Federal Trade Commission Chair Lina Khan and Colorado Attorney General Phil Weiser hosted the hour-long meeting in Denver, where several store workers and community members spoke out against the merger, but no one voiced support for the combining of the two companies, according to The Colorado Sun.
As previously reported, Kroger and Albertsons last year agreed to merge in a $24.6 billion deal that could close next year, pending FTC approval. The two companies have reached an agreement to sell off 413 stores to C&S Wholesale Grocers to satisfy antitrust concerns, but opposition to the deal remains strong among some state attorneys general and at the United Food & Commercial Workers Union, which cites potential store closures and job losses.
“It was unfortunate that yet another listening session gave such a prominent platform to blatant mistruths about the merger,” a spokesperson for Albertsons told Supermarket News. “Albertsons Cos. merging with Kroger will expand competition, lower prices, protect union jobs, and enhance customers’ shopping experience in Denver and across the country.”
“This merger would also ensure that our neighborhood supermarkets, some of which have been serving communities for over 100 years, can better compete with larger non-union retailing giants such as Walmart and Amazon,” the spokesperson said.
A Kroger spokesperson offered a similar assessment.
“Only non-unionized retailers, like Walmart and Amazon, will benefit if this merger is blocked,” they said. “In fact, Kroger joining with Albertsons will mean lower prices for customers, secure union jobs, and more food directed to hungry families, with 10 billion meals committed to people in need across America by 2030.”
At the Denver listening session, Khan and Weiser heard from store workers who had been impacted by the previous merger of Safeway and Albertsons, as well as from an employee of a local meat-packing company, who said the merger could reduce the market for her company’s products.
Recent reports have shone a light on both sides of the proposed merger.

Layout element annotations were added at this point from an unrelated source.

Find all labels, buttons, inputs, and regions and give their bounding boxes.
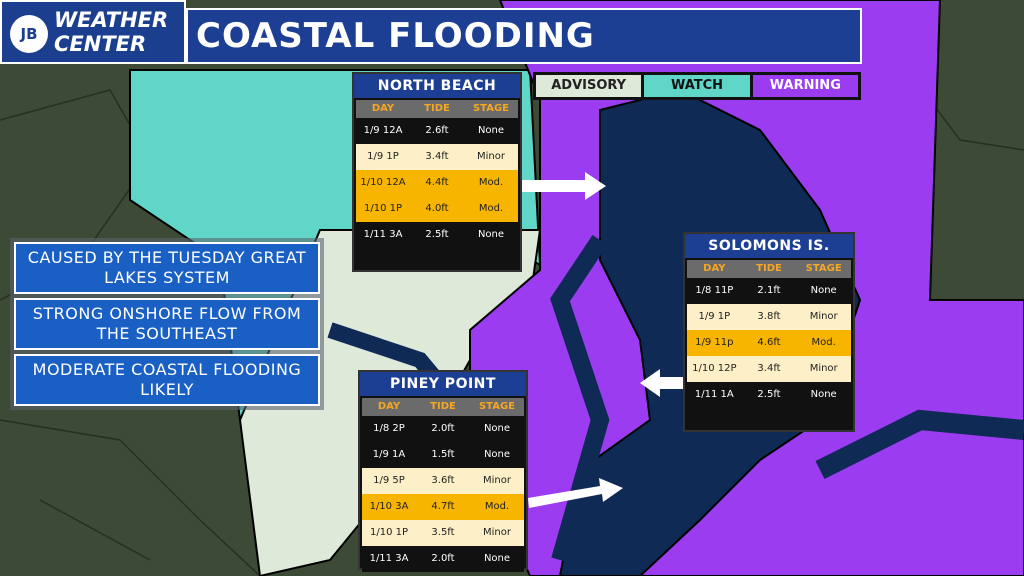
- header-row: DAY TIDE STAGE: [362, 398, 524, 416]
- column-header: STAGE: [472, 103, 510, 114]
- tide-table: PINEY POINT DAY TIDE STAGE 1/8 2P 2.0ft None 1/…: [358, 370, 528, 572]
- cell: 1/10 12A: [360, 177, 406, 188]
- cell: Mod.: [811, 337, 836, 348]
- table-title: NORTH BEACH: [354, 74, 520, 98]
- cell: 1/9 12A: [363, 125, 403, 136]
- column-header: DAY: [377, 401, 401, 412]
- table-row: 1/11 3A 2.5ft None: [356, 222, 518, 248]
- cell: 1.5ft: [431, 449, 455, 460]
- column-header: STAGE: [805, 263, 842, 274]
- cell: None: [477, 125, 505, 136]
- cell: Mod.: [478, 203, 504, 214]
- table-row: 1/8 11P 2.1ft None: [687, 278, 851, 304]
- cell: 1/9 11p: [695, 337, 734, 348]
- cell: 1/9 1P: [367, 151, 399, 162]
- cell: None: [483, 449, 511, 460]
- cell: 4.4ft: [425, 177, 449, 188]
- cell: 2.5ft: [757, 389, 781, 400]
- cell: None: [477, 229, 505, 240]
- table-row: 1/10 1P 4.0ft Mod.: [356, 196, 518, 222]
- table-row: 1/10 1P 3.5ft Minor: [362, 520, 524, 546]
- arrows: [522, 172, 684, 508]
- cell: 2.6ft: [425, 125, 449, 136]
- logo: JB WEATHER CENTER: [0, 0, 186, 64]
- cell: 1/9 1A: [372, 449, 406, 460]
- legend-item: ADVISORY: [536, 75, 642, 97]
- cell: None: [483, 553, 511, 564]
- note: CAUSED BY THE TUESDAY GREAT LAKES SYSTEM: [14, 242, 320, 294]
- cell: 3.4ft: [425, 151, 449, 162]
- cell: 4.7ft: [431, 501, 455, 512]
- cell: None: [483, 423, 511, 434]
- cell: Minor: [483, 527, 511, 538]
- table-row: 1/9 5P 3.6ft Minor: [362, 468, 524, 494]
- cell: 1/11 3A: [369, 553, 409, 564]
- table-row: 1/8 2P 2.0ft None: [362, 416, 524, 442]
- legend: ADVISORY WATCH WARNING: [533, 72, 861, 100]
- note: MODERATE COASTAL FLOODING LIKELY: [14, 354, 320, 406]
- notes: CAUSED BY THE TUESDAY GREAT LAKES SYSTEM…: [10, 238, 324, 410]
- table-row: 1/10 12A 4.4ft Mod.: [356, 170, 518, 196]
- cell: 1/10 12P: [692, 363, 737, 374]
- cell: Mod.: [484, 501, 510, 512]
- logo-bottom: CENTER: [54, 32, 147, 56]
- table-row: 1/11 1A 2.5ft None: [687, 382, 851, 408]
- cell: 1/10 3A: [369, 501, 409, 512]
- column-header: TIDE: [756, 263, 782, 274]
- cell: 1/11 1A: [694, 389, 734, 400]
- cell: 1/10 1P: [369, 527, 409, 538]
- column-header: STAGE: [478, 401, 516, 412]
- cell: Minor: [809, 363, 838, 374]
- cell: 3.4ft: [757, 363, 781, 374]
- cell: Mod.: [478, 177, 504, 188]
- header-row: DAY TIDE STAGE: [687, 260, 851, 278]
- cell: Minor: [477, 151, 505, 162]
- cell: 1/10 1P: [363, 203, 403, 214]
- note: STRONG ONSHORE FLOW FROM THE SOUTHEAST: [14, 298, 320, 350]
- table-row: 1/9 1P 3.8ft Minor: [687, 304, 851, 330]
- table-row: 1/10 12P 3.4ft Minor: [687, 356, 851, 382]
- cell: None: [810, 285, 837, 296]
- cell: 4.6ft: [757, 337, 781, 348]
- table-row: 1/10 3A 4.7ft Mod.: [362, 494, 524, 520]
- cell: 2.0ft: [431, 553, 455, 564]
- cell: 1/9 1P: [698, 311, 731, 322]
- table-row: 1/9 1A 1.5ft None: [362, 442, 524, 468]
- title: COASTAL FLOODING: [186, 8, 862, 64]
- table-row: 1/9 1P 3.4ft Minor: [356, 144, 518, 170]
- river: [815, 409, 1024, 479]
- cell: None: [810, 389, 837, 400]
- cell: 4.0ft: [425, 203, 449, 214]
- logo-badge: JB: [10, 15, 48, 53]
- column-header: DAY: [371, 103, 395, 114]
- table-row: 1/9 12A 2.6ft None: [356, 118, 518, 144]
- table-row: 1/11 3A 2.0ft None: [362, 546, 524, 572]
- cell: Minor: [809, 311, 838, 322]
- cell: 1/11 3A: [363, 229, 403, 240]
- cell: 3.6ft: [431, 475, 455, 486]
- column-header: TIDE: [424, 103, 450, 114]
- table-title: PINEY POINT: [360, 372, 526, 396]
- table-title: SOLOMONS IS.: [685, 234, 853, 258]
- cell: Minor: [483, 475, 511, 486]
- logo-top: WEATHER: [54, 8, 169, 32]
- column-header: TIDE: [430, 401, 456, 412]
- cell: 1/8 2P: [373, 423, 405, 434]
- cell: 3.8ft: [757, 311, 781, 322]
- tide-table: SOLOMONS IS. DAY TIDE STAGE 1/8 11P 2.1ft None…: [683, 232, 855, 432]
- header-row: DAY TIDE STAGE: [356, 100, 518, 118]
- column-header: DAY: [703, 263, 726, 274]
- cell: 2.0ft: [431, 423, 455, 434]
- cell: 1/8 11P: [695, 285, 734, 296]
- cell: 2.5ft: [425, 229, 449, 240]
- table-row: 1/9 11p 4.6ft Mod.: [687, 330, 851, 356]
- cell: 2.1ft: [757, 285, 781, 296]
- tide-table: NORTH BEACH DAY TIDE STAGE 1/9 12A 2.6ft None 1…: [352, 72, 522, 272]
- legend-item: WATCH: [644, 75, 750, 97]
- cell: 3.5ft: [431, 527, 455, 538]
- cell: 1/9 5P: [373, 475, 405, 486]
- legend-item: WARNING: [752, 75, 858, 97]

The International Center for Law & Economics last month pointed out in a white paper that the FTC has in the past 35 years approved almost all grocery industry mergers, provided the two companies divest certain stores in markets where they both operate.
At the same time, critics of the deal have been highlighting the outcome of the 2015 Safeway, Albertsons merger, in which regional retailer Haggen acquired 146 stores, only to file bankruptcy within a year when it was unable to operate them successfully. John Marshall, a financial analyst working with the UFCW, recently shared his research with the FTC, according to reporting by the Journal-News in Butler County, Ohio.
Marshall argues that like the companies that financed the Haggen acquisition, C&S might not be financially incentivized to operate the acquired stores successfully, given that the real estate value might be worth more than the purchase price.
In any case the FTC might not decide on whether it will sue to block the deal before next year, Khan told local reporters at the Denver event.